Understanding exponential functions is vital as they behave quite distinctively compared to linear or polynomial functions. They hold key importance in calculus and mathematical modeling.

Graph interpretation involves analyzing the relationships and patterns represented visually. In solving \( e^x \leq 1 \), this involves recognizing where the exponential graph meets or falls below a specific line. Interpreting graphs allows us to visualize how functions behave over intervals.
When considering the graph of \( e^x \), observe the following:

• The exponential graph passes through the point (0,1), signifying that \( x = 0 \) is where \( e^x = 1 \).
• For \( x > 0 \), the graph climbs rapidly, showing it's always above 1.
• For \( x < 0 \), the graph heads downwards but stays above 0, indicating \( e^x \) is a fraction less than 1.

By using a visual representation, solving inequalities can become more intuitive. This helps us not only solve but also understand the behavior of functions across the domain.
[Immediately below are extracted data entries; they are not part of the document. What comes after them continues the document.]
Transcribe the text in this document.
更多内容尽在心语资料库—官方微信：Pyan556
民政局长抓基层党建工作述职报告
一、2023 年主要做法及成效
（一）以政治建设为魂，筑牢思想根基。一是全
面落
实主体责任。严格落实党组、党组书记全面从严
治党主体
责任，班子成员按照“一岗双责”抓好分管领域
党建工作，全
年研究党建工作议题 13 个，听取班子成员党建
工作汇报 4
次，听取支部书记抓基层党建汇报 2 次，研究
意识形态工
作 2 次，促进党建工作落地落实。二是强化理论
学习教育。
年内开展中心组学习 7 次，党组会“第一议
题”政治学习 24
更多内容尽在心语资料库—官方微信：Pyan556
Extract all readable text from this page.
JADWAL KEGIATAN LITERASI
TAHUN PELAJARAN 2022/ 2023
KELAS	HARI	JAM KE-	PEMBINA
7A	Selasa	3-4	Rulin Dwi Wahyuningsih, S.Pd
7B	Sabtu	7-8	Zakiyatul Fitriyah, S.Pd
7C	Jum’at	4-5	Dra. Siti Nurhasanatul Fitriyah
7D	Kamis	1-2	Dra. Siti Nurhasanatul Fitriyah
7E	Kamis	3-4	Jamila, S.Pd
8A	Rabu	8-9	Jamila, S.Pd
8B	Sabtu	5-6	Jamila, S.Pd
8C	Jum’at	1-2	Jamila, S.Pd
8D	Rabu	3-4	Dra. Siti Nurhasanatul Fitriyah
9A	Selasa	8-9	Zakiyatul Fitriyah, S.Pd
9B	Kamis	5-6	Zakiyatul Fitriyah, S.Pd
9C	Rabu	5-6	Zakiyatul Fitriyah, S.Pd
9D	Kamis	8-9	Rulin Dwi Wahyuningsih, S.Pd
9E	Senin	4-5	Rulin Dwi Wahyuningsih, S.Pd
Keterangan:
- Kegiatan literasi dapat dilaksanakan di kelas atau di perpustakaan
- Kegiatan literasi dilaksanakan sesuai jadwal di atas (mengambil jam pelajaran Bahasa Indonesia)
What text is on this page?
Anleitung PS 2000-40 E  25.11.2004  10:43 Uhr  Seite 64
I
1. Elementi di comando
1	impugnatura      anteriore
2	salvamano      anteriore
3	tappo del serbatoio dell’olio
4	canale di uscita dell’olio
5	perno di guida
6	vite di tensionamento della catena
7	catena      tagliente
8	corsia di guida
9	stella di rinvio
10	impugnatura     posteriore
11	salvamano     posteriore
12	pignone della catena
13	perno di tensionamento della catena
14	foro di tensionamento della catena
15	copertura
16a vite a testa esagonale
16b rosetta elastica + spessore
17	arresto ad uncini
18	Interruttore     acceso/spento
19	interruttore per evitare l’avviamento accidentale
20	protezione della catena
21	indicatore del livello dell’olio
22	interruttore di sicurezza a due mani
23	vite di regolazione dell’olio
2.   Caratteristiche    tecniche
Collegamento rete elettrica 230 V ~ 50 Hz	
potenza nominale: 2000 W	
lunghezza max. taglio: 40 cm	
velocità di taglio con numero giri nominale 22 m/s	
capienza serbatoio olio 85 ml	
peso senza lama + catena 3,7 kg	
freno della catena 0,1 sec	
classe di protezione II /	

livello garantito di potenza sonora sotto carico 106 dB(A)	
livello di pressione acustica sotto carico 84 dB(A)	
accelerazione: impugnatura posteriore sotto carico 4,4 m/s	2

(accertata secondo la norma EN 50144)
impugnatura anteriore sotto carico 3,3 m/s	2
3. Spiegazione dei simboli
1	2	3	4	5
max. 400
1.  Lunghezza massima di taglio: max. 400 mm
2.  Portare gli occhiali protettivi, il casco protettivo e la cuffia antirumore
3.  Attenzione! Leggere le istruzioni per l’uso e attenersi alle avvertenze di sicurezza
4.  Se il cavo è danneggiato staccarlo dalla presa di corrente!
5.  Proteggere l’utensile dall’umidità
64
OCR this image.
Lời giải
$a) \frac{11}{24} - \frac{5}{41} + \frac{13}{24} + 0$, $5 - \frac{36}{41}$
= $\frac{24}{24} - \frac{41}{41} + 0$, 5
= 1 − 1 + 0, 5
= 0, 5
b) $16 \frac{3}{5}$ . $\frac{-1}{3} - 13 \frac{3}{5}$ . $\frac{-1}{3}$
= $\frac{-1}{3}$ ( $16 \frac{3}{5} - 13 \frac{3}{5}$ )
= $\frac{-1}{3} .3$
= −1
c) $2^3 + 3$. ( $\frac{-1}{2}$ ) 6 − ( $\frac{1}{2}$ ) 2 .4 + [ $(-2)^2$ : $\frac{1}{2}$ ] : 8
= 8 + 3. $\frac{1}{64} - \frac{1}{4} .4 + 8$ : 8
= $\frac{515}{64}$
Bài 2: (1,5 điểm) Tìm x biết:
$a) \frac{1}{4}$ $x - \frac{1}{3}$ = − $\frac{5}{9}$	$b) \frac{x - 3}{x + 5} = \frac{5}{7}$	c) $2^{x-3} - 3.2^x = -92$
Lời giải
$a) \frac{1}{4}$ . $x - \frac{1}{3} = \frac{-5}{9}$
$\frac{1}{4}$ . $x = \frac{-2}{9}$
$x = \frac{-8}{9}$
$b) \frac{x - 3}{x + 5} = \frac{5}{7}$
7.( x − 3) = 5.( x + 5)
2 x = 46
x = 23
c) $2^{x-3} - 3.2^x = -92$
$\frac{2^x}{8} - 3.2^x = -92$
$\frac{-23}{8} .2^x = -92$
Inequalities are mathematical statements that involve expressions that are not exactly equal. These are crucial in comparing values and analyzing different conditions. An inequality like \( e^x \leq 1 \) dictates that the value of the exponential function should either equal or be less than 1.
Working with inequalities, one should remember:

• Look for where the expression equals the boundary (\( e^x = 1 \) at \( x = 0 \)).
• Identify regions that satisfy the inequality condition (here, \( x \leq 0 \)).
• Understand how inequality signs affect the solution set. "\( \leq \)" includes the boundary point, while "<" would exclude it.

Solving inequalities often uses number lines, graphing, or algebraic manipulation. Understanding inequalities in graphical settings aid in visualizing potential solutions and comprehending the interaction of differing mathematical expressions.